Selon Bruce Riedel, al-Qaïda a créé une nouvelle filiale du nom de Jabhat al-Nosra Li-Ahl al-Sham (« le Front pour la victoire du peuple de la Syrie ») en recrutant principalement des djihadistes jordaniens et irakiens. Cette nouvelle filiale est rapidement devenue la principale force militaire luttant contre le régime de Bachar al-Assad. Elle est responsable des attentats les plus audacieux au cœur de Damas, notamment de l’explosion de voitures piégées contre le siège des services de renseignement de l’armée de l’air, en mars 2012, et de l’attentat à la bombe en juillet 2012, tuant également l’un des beaux-frères du président Assad.

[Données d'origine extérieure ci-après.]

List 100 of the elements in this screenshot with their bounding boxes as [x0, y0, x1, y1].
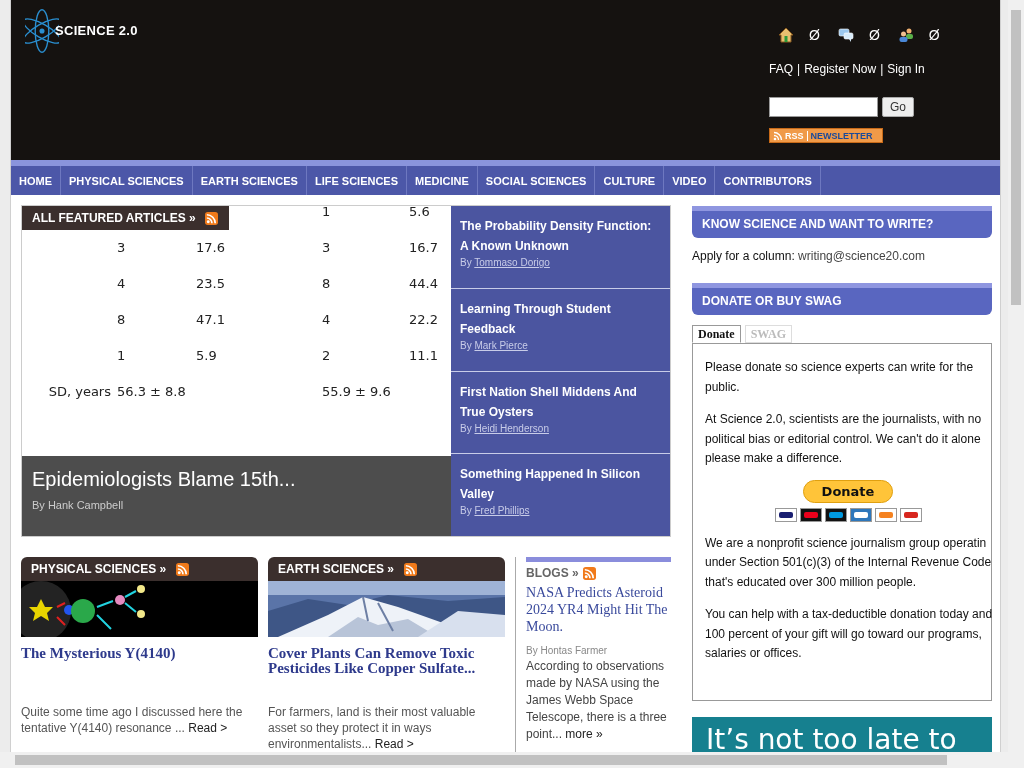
section-link[interactable]: EARTH SCIENCES » [278, 562, 395, 576]
site-logo[interactable]: SCIENCE 2.0 [55, 23, 138, 39]
feed-icon [773, 130, 783, 141]
figure-cell-text: 3 [117, 239, 126, 255]
figure-cell-text: 8 [117, 311, 126, 327]
author-link[interactable]: Heidi Henderson [474, 422, 549, 434]
article-title[interactable]: First Nation Shell Middens And True Oysters [460, 381, 661, 422]
figure-cell-text: 55.9 ± 9.6 [322, 383, 391, 399]
article-title[interactable]: Something Happened In Silicon Valley [460, 464, 661, 505]
header-link[interactable]: FAQ [769, 62, 793, 76]
more-link[interactable]: more » [565, 727, 603, 741]
donate-text-line: under Section 501(c)(3) of the Internal Revenue Code [705, 554, 992, 571]
read-more-link[interactable]: Read > [374, 737, 414, 751]
figure-cell-text: 16.7 [409, 239, 438, 255]
vertical-scrollbar[interactable] [1008, 0, 1024, 768]
card-icon [899, 507, 922, 522]
horizontal-scrollbar[interactable] [0, 752, 1008, 768]
ad-text: It’s not too late to [706, 723, 957, 752]
figure-cell-text: SD, years [48, 383, 111, 399]
figure-cell-text: 8 [322, 275, 331, 291]
figure-cell-text: 11.1 [409, 347, 438, 363]
people-icon[interactable] [897, 27, 914, 43]
article-excerpt: For farmers, land is their most valuable asset so they protect it in ways environmentalists... Read > [268, 704, 477, 752]
figure-cell-text: 17.6 [196, 239, 225, 255]
blog-byline: By Hontas Farmer [526, 645, 609, 656]
byline-text: By [460, 422, 472, 434]
section-link[interactable]: PHYSICAL SCIENCES » [31, 562, 167, 576]
chat-icon[interactable] [837, 27, 854, 43]
donate-text-line: political bias or editorial control. We can't do it alone [705, 430, 981, 448]
count-label: Ø [928, 27, 940, 43]
figure-cell-text: 4 [117, 275, 126, 291]
article-item[interactable]: First Nation Shell Middens And True Oysters By Heidi Henderson [451, 371, 670, 455]
rss-icon[interactable] [204, 211, 218, 225]
figure-cell-text: 22.2 [409, 311, 438, 327]
badge-label: NEWSLETTER [809, 130, 873, 141]
read-more-link[interactable]: Read > [188, 721, 228, 735]
nav-item[interactable]: CULTURE [595, 166, 665, 195]
header-link[interactable]: Register Now [804, 62, 877, 76]
donate-text-line: please make a difference. [705, 450, 843, 467]
card-icon [799, 507, 822, 522]
ad-banner[interactable]: It’s not too late to [692, 717, 992, 752]
figure-cell-text: 3 [322, 239, 331, 255]
nav-item[interactable]: CONTRIBUTORS [715, 166, 821, 195]
nav-item[interactable]: LIFE SCIENCES [306, 166, 408, 195]
search-button[interactable]: Go [882, 97, 914, 117]
home-icon[interactable] [778, 27, 794, 43]
featured-link[interactable]: ALL FEATURED ARTICLES » [32, 211, 196, 225]
sidebar-heading: DONATE OR BUY SWAG [692, 283, 992, 315]
article-title[interactable]: Cover Plants Can Remove Toxic Pesticides Like Copper Sulfate... [268, 646, 505, 688]
count-label: Ø [809, 27, 820, 43]
nav-item[interactable]: MEDICINE [407, 166, 478, 195]
figure-cell-text: 23.5 [196, 275, 225, 291]
nav-item[interactable]: PHYSICAL SCIENCES [61, 166, 193, 195]
nav-item[interactable]: HOME [11, 166, 61, 195]
author-link[interactable]: Fred Phillips [474, 505, 530, 517]
donate-button[interactable]: Donate [802, 479, 894, 503]
author-link[interactable]: Mark Pierce [474, 339, 528, 351]
byline-text: By [460, 339, 472, 351]
donate-text-line: Please donate so science experts can write for the [705, 359, 974, 376]
blog-title[interactable]: NASA Predicts Asteroid 2024 YR4 Might Hit The Moon. [526, 584, 671, 635]
byline-text: By [460, 505, 472, 517]
rss-icon[interactable] [176, 562, 190, 576]
figure-cell-text: 56.3 ± 8.8 [117, 383, 186, 399]
lead-byline: By Hank Campbell [32, 499, 124, 511]
card-icon [774, 507, 797, 522]
header-link[interactable]: Sign In [887, 62, 925, 76]
article-item[interactable]: Something Happened In Silicon Valley By Fred Phillips [451, 454, 670, 536]
donate-text-line: We are a nonprofit science journalism group operatin [705, 534, 987, 552]
card-icon [824, 507, 847, 522]
count-label: Ø [868, 27, 880, 43]
article-title[interactable]: The Probability Density Function: A Known Unknown [460, 216, 661, 256]
card-icon [874, 507, 897, 522]
nav-item[interactable]: VIDEO [664, 166, 716, 195]
figure-cell-text: 1 [117, 347, 126, 363]
article-title[interactable]: Learning Through Student Feedback [460, 298, 661, 339]
figure-cell-text: 5.9 [196, 347, 217, 363]
figure-cell-text: 5.6 [409, 206, 430, 219]
article-title[interactable]: The Mysterious Y(4140) [21, 646, 258, 688]
donate-text-line: that's educated over 300 million people. [705, 573, 917, 591]
article-item[interactable]: The Probability Density Function: A Known Unknown By Tommaso Dorigo [451, 206, 670, 289]
article-item[interactable]: Learning Through Student Feedback By Mark Pierce [451, 288, 670, 372]
separator-text: | [880, 62, 884, 76]
tab[interactable]: Donate [692, 325, 741, 343]
lead-title[interactable]: Epidemiologists Blame 15th... [32, 468, 296, 491]
separator-text: | [797, 62, 801, 76]
article-excerpt: Quite some time ago I discussed here the tentative Y(4140) resonance ... Read > [21, 704, 244, 736]
donate-text-line: At Science 2.0, scientists are the journalists, with no [705, 411, 982, 428]
figure-cell-text: 1 [322, 206, 331, 219]
figure-cell-text: 4 [322, 311, 331, 327]
newsletter-badge[interactable]: RSS NEWSLETTER [769, 128, 883, 143]
blogs-link[interactable]: BLOGS » [526, 566, 579, 580]
nav-item[interactable]: SOCIAL SCIENCES [477, 166, 596, 195]
figure-cell-text: 47.1 [196, 311, 225, 327]
author-link[interactable]: Tommaso Dorigo [474, 257, 550, 268]
search-field[interactable] [769, 97, 878, 117]
byline-text: By [460, 257, 472, 268]
badge-rss-text: RSS [785, 130, 808, 141]
nav-item[interactable]: EARTH SCIENCES [192, 166, 307, 195]
email-link[interactable]: writing@science20.com [798, 249, 925, 263]
rss-icon[interactable] [404, 562, 418, 576]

Tandis que l’Occident hésite toujours à fournir des armes aux éléments les plus modérés de l’opposition syrienne, cette filiale syrienne obtient d’al-Qaïda des armes, un financement généreux et des effectifs.
Le réveil d’al-Qaïda en Irak stimule également les opérations dans le Maghreb islamique, en Algérie, au Mali et en Libye, sans parler du Pakistan où cette semaine de nombreux talibans dangereux se sont enfuis à la suite d’un assaut contre l’une des prisons du pays.
Dans ce contexte, et à la lumière de renseignements “crédibles” sur de nouvelles menaces d’al-Qaïda, il n’est donc pas étonnant que les Etats-Unis aient décidé de fermer leurs missions diplomatiques à travers tout le Moyen Orient.
En ce qui nous concerne directement, il est clair que le réveil des organisations djihadistes en Syrie demeure un défi sécuritaire pour Israël. Lors d’un récent exposé au JCPA-CAPE, le général Nitsan Alon avait révélé que le Front al-Nosra avait tenté de s’infiltrer en Jordanie et que le but de Tsahal était d’éviter à tout prix qu’il ne s’infiltre en Cisjordanie. L’idée selon laquelle une branche d’al-Qaïda en Syrie ou en Irak pourrait devenir une menace directe pour Israël n’est pas nouvelle. La menace figure clairement dans un document officiel de ce groupe intitulé « La stratégie de la guerre régionale sur le sol du Levant ». Le document décrit les actions planifiées par le Front al-Nosra et souligne dans le texte que « la Syrie est la clé de tout changement fondamental au Levant, notamment en Palestine occupée ».
Israël a sans doute la capacité de relever les défis et de surmonter les menaces mais il devrait se doter de moyens militaires efficaces dans le cadre d’un débat difficile sur le budget national et des exigences territoriales dans tout accord de paix éventuel avec les Palestiniens.
En conclusion, le retour d’al-Qaïda dans notre région est un nouveau rappel alarmant que nous devrions prendre sérieusement en considération.